Romanticism and Fantasy: The French Experience
In my previous posts about Romanticism and fantasy, I looked at British literature in the 18th century through to 1789, and tried to track the emergence of a certain kind of fantastic fiction. In order to understand what happens in British writing (and politics) after 1789, though, we have to look at what happens in France.
Before continuing, I need to emphasise: I am not an academic, or a professional historian. I’ve read a fair amount about the period, and I have an intense fascination with Romantic literature in English. These posts come out of that fascination, and are an attempt to relate what I see in that literature with the contemporary fantasy fiction that seems to me to be its direct descendant. All of which is to say that in writing about French literature and history, I am even more of a dilettante than in discussing British writing. There are people who dedicate their lives and careers to making sense of these subjects, and dissecting their various meanings; I am not one of them.
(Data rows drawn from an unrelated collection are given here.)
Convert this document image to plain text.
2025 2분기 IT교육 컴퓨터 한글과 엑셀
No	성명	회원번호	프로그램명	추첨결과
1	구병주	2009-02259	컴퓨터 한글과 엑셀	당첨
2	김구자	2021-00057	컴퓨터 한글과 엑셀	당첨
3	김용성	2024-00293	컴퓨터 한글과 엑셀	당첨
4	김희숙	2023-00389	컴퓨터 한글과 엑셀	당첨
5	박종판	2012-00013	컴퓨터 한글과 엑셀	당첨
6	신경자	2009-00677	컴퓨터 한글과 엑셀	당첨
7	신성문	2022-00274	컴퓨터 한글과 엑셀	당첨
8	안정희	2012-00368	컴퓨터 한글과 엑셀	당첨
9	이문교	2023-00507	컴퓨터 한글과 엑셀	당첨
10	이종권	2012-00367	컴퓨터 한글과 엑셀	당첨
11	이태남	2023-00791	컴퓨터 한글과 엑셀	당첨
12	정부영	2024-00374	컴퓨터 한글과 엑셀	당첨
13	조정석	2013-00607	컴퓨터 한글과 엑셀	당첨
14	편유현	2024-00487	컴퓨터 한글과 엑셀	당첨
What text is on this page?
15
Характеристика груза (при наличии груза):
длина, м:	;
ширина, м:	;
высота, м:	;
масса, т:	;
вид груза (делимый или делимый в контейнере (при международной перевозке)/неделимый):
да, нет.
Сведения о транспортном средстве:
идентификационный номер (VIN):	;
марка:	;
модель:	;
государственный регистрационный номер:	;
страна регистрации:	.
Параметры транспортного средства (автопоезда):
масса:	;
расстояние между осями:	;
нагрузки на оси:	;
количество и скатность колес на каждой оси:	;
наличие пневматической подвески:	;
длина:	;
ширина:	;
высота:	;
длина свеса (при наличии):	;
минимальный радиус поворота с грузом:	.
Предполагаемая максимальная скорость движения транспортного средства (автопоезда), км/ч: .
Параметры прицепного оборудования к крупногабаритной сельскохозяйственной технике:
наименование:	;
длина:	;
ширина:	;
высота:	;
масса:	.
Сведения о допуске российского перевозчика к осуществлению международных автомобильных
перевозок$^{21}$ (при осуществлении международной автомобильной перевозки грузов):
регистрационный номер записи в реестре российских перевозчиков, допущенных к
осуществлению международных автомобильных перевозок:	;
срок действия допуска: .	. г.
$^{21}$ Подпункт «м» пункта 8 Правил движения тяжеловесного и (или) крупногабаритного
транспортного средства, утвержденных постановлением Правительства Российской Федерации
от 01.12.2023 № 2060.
Having said that, it seems to me that the element of fantasy I found in English literature in the late eighteenth century was not present in contemporary French writing in the same way, or to the same degree. In Britain, it seems almost as though the suppression of the fantastic by neo-classical norms led to its eruption later in the century, at first under cover of antiquarianism, then more and more openly. In France, even more classical in its orientation than Britain, that process didn’t happen; instead it seems another type of fantastic fiction came to prominence.